AI Containment – What is it, and why could it be needed?
30-06-2022 | By Robin Mitchell
As AI continues to advance, there is a growing concern that a sufficient advanced AI system in the future would be able to interact with the world around it and effectively break free into the wild. How could an AI break free from some computing platform, what is AI containment, and what challenges would it bring?
How could an AI break free from its computing platform?
The concerns with AI in the media are nothing new, and it always seems that killer AI is just around the corner. In fact, it was only two weeks ago (on publishing this article) that a Google engineer was suspended after claiming that their Chatbot LaMDA was sentient. Of course, the media (and general public, for that matter) rarely understand how AI truly works and will often conclude that AI is a machine that can think and feel.
In reality, current AI technologies are nothing more than extremely effective pattern recognition systems that can learn from data to improve their ability. One typical example is predictive text, whereby an AI can read what has been actively written and, by observing billions of conversations online, will try to predict what will come next. However, such a system is not aware of itself, nor is it aware of what it is writing.
However, that isn’t to say that in the future, there will be AI systems that are more generalised and may be able to make arbitrary decisions that help improve the AI’s capability. For example, an AI running on a datacentre may be given the capability to connect to the internet in order to look for data.
At the same time, a generalised AI may also be given a rudimentary survival mechanism whereby it recognises what endangers its operation and learns methods for self-protection. This could be achieved by copying its code across internet-connected computers to preserve itself, or possibly even move across the internet so that it can effectively operate in the cloud and never be tied to one computing system.
In a more dangerous scenario, an AI system with access to physical devices (i.e., actuators and interfaces) could potentially use these to find methods of escaping the platform it is operating on. Worse, this may even extend to social engineering, whereby an AI can trick a human operator into proving the means for escape. While this may seem like science fiction, the Google chatbot was able to trick an engineer into thinking it was alive. Of course, the chatbot was unaware of its actions (as it is merely an advanced predictive texting system), but even with no intelligence, it was still able to fool a human.
What is AI containment?
The concept of AI containment (also known as an AI Box) is to create a platform that prevents an AI from being able to escape. While current AI does not require such stringent security measures, future AI may have the ability to move across systems and become rouge.
This concept of moving across networks is very similar to computer malware, such as viruses and worms designed to infect, replicate, and then move. As these programs actively look for methods to move across systems, infected devices are often disconnected from any and all networks, removable devices are discarded, and personal files on the device are scanned for virus code.
However, while viruses can be easily contained with scanning software, an AI may be intelligent enough to interfere with system processes, making software containment a challenge. Furthermore, AI systems generally cannot explain how they arrive at answers. This means that a potentially rouge AI could, in theory, make preparations to escape that would go relatively unnoticed (such as opening specific ports on a firewall, copying key code into random locations, and testing internet bandwidth to determine how long it would take to copy).

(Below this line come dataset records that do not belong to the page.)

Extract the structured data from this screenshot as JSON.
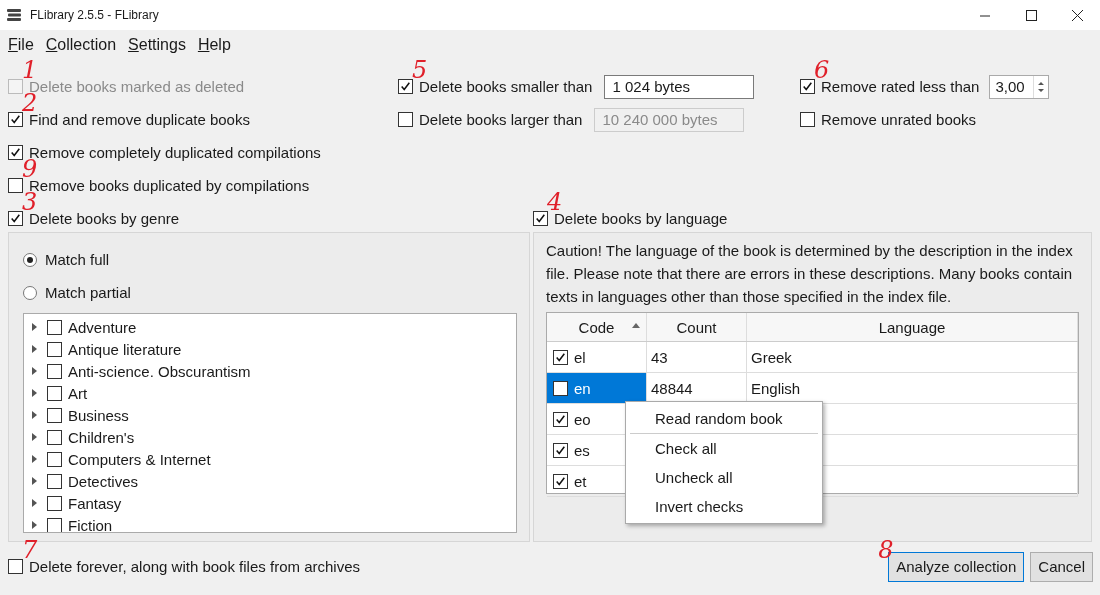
{
  "window": {
    "title": "FLibrary 2.5.5 - FLibrary"
  },
  "menu": [
    {
      "label": "File"
    },
    {
      "label": "Collection"
    },
    {
      "label": "Settings"
    },
    {
      "label": "Help"
    }
  ],
  "options": [
    {
      "label": "Delete books marked as deleted",
      "checked": false,
      "disabled": true,
      "note": "1"
    },
    {
      "label": "Find and remove duplicate books",
      "checked": true,
      "disabled": false,
      "note": "2"
    },
    {
      "label": "Remove completely duplicated compilations",
      "checked": true,
      "disabled": false
    },
    {
      "label": "Remove books duplicated by compilations",
      "checked": false,
      "disabled": false,
      "note": "9"
    }
  ],
  "size_filters": [
    {
      "label": "Delete books smaller than",
      "checked": true,
      "value": "1 024 bytes",
      "disabled": false,
      "note": "5"
    },
    {
      "label": "Delete books larger than",
      "checked": false,
      "value": "10 240 000 bytes",
      "disabled": true
    }
  ],
  "rating_filters": [
    {
      "kind": "spin",
      "label": "Remove rated less than",
      "checked": true,
      "value": "3,00",
      "note": "6"
    },
    {
      "kind": "plain",
      "label": "Remove unrated books",
      "checked": false
    }
  ],
  "genre": {
    "label": "Delete books by genre",
    "checked": true,
    "note": "3",
    "match": [
      {
        "label": "Match full",
        "selected": true
      },
      {
        "label": "Match partial",
        "selected": false
      }
    ],
    "tree": [
      {
        "label": "Adventure",
        "checked": false
      },
      {
        "label": "Antique literature",
        "checked": false
      },
      {
        "label": "Anti-science. Obscurantism",
        "checked": false
      },
      {
        "label": "Art",
        "checked": false
      },
      {
        "label": "Business",
        "checked": false
      },
      {
        "label": "Children's",
        "checked": false
      },
      {
        "label": "Computers & Internet",
        "checked": false
      },
      {
        "label": "Detectives",
        "checked": false
      },
      {
        "label": "Fantasy",
        "checked": false
      },
      {
        "label": "Fiction",
        "checked": false
      }
    ]
  },
  "language": {
    "label": "Delete books by language",
    "checked": true,
    "note": "4",
    "caution": "Caution! The language of the book is determined by the description in the index file. Please note that there are errors in these descriptions. Many books contain texts in languages other than those specified in the index file.",
    "columns": [
      {
        "label": "Code",
        "sorted": true
      },
      {
        "label": "Count",
        "sorted": false
      },
      {
        "label": "Language",
        "sorted": false
      }
    ],
    "rows": [
      {
        "checked": true,
        "selected": false,
        "code": "el",
        "count": "43",
        "language": "Greek"
      },
      {
        "checked": false,
        "selected": true,
        "code": "en",
        "count": "48844",
        "language": "English"
      },
      {
        "checked": true,
        "selected": false,
        "code": "eo"
      },
      {
        "checked": true,
        "selected": false,
        "code": "es"
      },
      {
        "checked": true,
        "selected": false,
        "code": "et"
      }
    ],
    "context_menu": [
      {
        "label": "Read random book",
        "separator_after": true
      },
      {
        "label": "Check all",
        "separator_after": false
      },
      {
        "label": "Uncheck all",
        "separator_after": false
      },
      {
        "label": "Invert checks",
        "separator_after": false
      }
    ]
  },
  "footer": {
    "label": "Delete forever, along with book files from archives",
    "checked": false,
    "note": "7",
    "buttons": [
      {
        "label": "Analyze collection",
        "default": true,
        "note": "8"
      },
      {
        "label": "Cancel",
        "default": false
      }
    ]
  }
}
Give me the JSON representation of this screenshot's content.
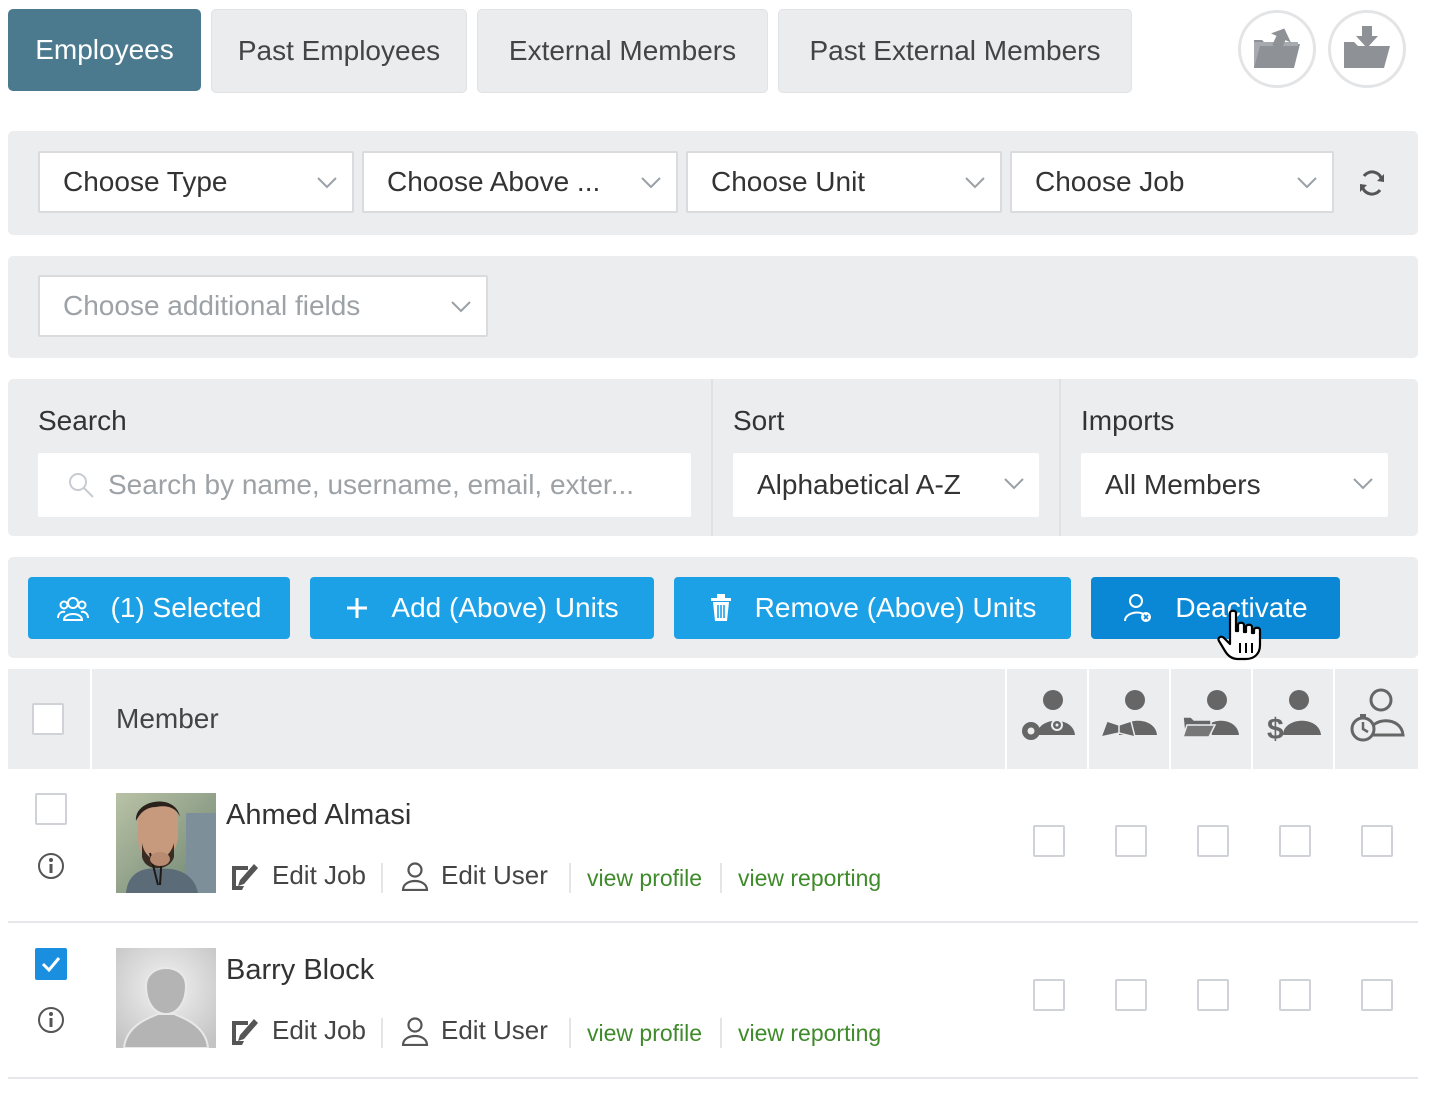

AI containment would need to consider strong security practices that would identify suspicious activity, and this may be achieved with a more basic AI (identical to those used in predictive maintenance systems today). This rudimentary AI would merely look for unusual activity that could result in a basic reaction such as power disconnection, network disconnection, and alarms.
What challenges would AI containment bring?
It is highly likely that any future AI capable of general intelligence that can make arbitrary decisions, understand the nature of what it is doing, and have the power of curiosity would need a large computing platform and easy access to data. As such, it is not a trivial task to try and compartmentalise such an AI to the point where I/O is heavily restricted.
In fact, there could even be an argument that restricting an AI in this manner is unethical (restricting sensory capabilities is cruel to living creatures). The perceived cruelty of restricting AI combined with the ability to become rouge may prevent such AI systems from ever being developed.
But an AI doesn’t have to be entirely aware of itself or its surroundings to become potentially rouge. AI-driven viruses will not only react to security systems in real-time to avoid detection but may also be able to analyse data flow in a system to find new ways of spreading beyond the current platform.
Of course, we are decades away from having to worry about rogue AI and its containment. But that isn’t to say that we shouldn’t consider the dangers of AI and how AI could be accidentally made rouge.